Building on the 2005 National Education Summit on High Schools, the National Governors Association Center for Best Practices (NGA Center), the National Conference of State Legislatures (NCSL), the Council of Chief State School Officers (CCSSO) and the National Association of State Boards of Education (NASBE) joined together to release a new report on Thursday titled, "Accelerating the Agenda: Actions to Improve America's High Schools."

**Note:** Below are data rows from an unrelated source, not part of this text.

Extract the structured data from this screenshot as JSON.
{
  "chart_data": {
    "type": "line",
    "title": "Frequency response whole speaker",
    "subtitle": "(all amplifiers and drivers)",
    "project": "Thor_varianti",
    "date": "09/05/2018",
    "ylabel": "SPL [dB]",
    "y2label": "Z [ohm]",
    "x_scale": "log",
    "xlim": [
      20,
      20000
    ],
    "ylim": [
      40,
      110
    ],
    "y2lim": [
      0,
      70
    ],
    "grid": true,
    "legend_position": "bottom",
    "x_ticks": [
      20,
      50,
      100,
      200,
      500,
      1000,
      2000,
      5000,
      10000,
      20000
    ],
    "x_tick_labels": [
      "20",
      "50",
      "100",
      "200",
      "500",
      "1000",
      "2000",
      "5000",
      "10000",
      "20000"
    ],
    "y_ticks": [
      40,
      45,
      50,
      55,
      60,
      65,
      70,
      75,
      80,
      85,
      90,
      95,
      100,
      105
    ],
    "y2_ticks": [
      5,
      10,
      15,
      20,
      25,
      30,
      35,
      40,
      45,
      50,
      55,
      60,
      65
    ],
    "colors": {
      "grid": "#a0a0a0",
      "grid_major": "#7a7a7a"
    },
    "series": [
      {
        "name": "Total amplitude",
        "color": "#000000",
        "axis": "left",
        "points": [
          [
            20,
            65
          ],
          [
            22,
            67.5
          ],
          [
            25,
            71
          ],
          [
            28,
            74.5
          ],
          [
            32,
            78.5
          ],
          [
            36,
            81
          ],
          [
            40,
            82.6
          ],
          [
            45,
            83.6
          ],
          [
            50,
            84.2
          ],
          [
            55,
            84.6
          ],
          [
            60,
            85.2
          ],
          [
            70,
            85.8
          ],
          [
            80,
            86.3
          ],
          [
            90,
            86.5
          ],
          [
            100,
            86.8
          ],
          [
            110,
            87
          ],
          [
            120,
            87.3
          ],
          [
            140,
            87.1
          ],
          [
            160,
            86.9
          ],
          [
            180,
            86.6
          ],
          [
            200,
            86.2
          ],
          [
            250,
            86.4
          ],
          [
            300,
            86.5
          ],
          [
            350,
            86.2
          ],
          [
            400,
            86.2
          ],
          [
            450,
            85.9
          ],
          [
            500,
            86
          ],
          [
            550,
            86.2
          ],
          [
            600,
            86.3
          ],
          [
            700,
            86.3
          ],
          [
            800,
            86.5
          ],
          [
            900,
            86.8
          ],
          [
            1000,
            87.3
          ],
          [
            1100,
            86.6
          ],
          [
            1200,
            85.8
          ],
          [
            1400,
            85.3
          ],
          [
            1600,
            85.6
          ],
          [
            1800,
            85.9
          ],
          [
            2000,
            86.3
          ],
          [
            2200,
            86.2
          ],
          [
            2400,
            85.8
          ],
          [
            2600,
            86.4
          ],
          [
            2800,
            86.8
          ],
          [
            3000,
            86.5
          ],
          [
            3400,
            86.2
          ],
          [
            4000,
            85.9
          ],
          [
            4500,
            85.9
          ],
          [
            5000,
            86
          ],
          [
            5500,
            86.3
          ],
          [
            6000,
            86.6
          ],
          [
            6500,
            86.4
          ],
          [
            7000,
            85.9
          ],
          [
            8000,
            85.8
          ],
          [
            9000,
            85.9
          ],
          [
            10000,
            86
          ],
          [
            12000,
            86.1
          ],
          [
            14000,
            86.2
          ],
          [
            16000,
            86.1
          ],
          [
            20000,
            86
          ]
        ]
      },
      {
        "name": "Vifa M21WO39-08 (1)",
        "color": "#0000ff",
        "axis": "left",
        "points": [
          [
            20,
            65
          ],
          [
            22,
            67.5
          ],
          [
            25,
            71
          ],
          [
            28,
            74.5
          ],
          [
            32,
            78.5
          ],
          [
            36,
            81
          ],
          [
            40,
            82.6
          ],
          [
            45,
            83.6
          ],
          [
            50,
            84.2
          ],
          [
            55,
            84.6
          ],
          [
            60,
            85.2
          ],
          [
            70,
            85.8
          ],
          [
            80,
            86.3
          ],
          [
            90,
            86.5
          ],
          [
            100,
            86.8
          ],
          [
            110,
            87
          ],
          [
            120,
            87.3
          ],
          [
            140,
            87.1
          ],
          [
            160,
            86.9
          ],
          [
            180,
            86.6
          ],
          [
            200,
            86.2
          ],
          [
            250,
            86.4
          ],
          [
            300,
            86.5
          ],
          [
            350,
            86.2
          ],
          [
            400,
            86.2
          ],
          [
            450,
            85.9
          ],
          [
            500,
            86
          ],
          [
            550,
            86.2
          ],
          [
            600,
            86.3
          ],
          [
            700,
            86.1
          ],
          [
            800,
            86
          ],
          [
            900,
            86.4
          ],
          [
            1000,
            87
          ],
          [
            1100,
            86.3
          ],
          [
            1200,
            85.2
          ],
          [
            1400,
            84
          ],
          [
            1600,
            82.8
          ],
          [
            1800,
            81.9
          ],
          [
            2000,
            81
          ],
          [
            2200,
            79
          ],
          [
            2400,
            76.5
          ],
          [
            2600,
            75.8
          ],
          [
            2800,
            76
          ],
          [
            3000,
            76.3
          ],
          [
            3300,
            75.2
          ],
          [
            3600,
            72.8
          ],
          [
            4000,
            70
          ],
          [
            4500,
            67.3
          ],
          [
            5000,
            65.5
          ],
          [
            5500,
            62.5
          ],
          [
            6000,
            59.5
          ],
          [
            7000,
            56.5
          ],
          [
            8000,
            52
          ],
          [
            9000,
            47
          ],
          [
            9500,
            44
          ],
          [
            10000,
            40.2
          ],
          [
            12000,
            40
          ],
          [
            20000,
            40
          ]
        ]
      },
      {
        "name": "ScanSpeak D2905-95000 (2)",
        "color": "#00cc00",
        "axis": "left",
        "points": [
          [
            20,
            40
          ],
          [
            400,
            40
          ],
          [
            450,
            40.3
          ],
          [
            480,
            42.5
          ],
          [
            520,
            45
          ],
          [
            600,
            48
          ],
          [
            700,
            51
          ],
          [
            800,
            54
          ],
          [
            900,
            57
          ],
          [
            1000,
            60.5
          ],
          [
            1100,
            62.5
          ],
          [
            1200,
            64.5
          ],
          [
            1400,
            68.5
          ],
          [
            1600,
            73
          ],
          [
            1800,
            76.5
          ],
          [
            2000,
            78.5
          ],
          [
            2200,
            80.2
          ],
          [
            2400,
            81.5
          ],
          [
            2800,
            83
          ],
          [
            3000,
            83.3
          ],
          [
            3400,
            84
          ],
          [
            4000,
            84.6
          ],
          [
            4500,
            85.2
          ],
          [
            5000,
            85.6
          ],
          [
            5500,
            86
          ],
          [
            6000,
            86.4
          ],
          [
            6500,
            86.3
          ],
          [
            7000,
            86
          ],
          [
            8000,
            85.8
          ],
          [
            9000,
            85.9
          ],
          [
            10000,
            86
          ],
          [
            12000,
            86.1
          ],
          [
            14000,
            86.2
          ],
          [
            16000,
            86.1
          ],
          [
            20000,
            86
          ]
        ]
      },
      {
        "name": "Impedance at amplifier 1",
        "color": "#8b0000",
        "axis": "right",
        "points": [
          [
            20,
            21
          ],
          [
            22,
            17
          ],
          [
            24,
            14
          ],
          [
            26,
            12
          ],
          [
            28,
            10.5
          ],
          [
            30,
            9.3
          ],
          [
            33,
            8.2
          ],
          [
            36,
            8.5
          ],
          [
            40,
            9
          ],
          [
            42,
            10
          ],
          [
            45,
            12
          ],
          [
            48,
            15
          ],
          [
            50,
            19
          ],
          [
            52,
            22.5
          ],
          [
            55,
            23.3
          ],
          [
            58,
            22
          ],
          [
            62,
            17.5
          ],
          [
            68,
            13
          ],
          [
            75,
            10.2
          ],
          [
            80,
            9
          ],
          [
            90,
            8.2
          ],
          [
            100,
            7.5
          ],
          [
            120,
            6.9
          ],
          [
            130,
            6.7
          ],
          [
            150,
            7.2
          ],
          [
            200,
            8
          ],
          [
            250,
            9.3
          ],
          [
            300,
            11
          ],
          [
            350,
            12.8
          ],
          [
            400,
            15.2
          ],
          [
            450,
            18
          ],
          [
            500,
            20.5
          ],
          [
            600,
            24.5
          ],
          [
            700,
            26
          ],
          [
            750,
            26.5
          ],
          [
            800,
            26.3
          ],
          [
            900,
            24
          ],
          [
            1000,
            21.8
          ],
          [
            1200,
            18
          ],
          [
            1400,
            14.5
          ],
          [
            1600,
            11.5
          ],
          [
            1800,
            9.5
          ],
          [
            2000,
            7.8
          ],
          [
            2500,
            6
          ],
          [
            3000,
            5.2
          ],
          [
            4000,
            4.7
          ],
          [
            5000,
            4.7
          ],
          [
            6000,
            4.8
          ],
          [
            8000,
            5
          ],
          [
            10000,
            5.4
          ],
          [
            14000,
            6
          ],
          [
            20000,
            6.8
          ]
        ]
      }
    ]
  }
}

The report examines states' progress in improving America's high schools and highlights the challenges that remain in ensuring high school graduates are prepared for college and career success in the 21st-century global economy. Allthough many states have implemented reform efforts through a variety of initiatives, Gene Wilhoit, CCSSO executive director, stated, "We're not yet where we need to be. It is up to us as states to make the changes necessary to better prepare these students." To help in this effort, the four organizations have put forth new recommendations offering "fresh" ideas for state leaders on how to: 1) restore value to the high school diploma by elevating academic standards and high school graduation requirements and transforming career and technical education, 2) redesign high schools through alternative delivery mechanisms and re-engaging out-of-school youth through youth development programs, 3) improve schools by providing excellent teachers and principals by connecting teacher preparation, hiring and evaluation to students outcomes, 4) improve accountability by aligning postsecondary expectations to high school expectations and 5) improve education governance by bridging K-12 and post-secondary expectations gaps through P-16 councils.
Lastly, the report highlights the importance of emerging trends, such as: international benchmarking and an increased focus on science, technology, engineering and mathematics education to increase student readiness; community partnerships and the impact of school drop-out prevention; and high-quality, comprehensive professional development. Wilhoit also noted that any concern about a shift in attention to early childhood as opposed to the secondary level is unnecessary because "college begins before kindergarten."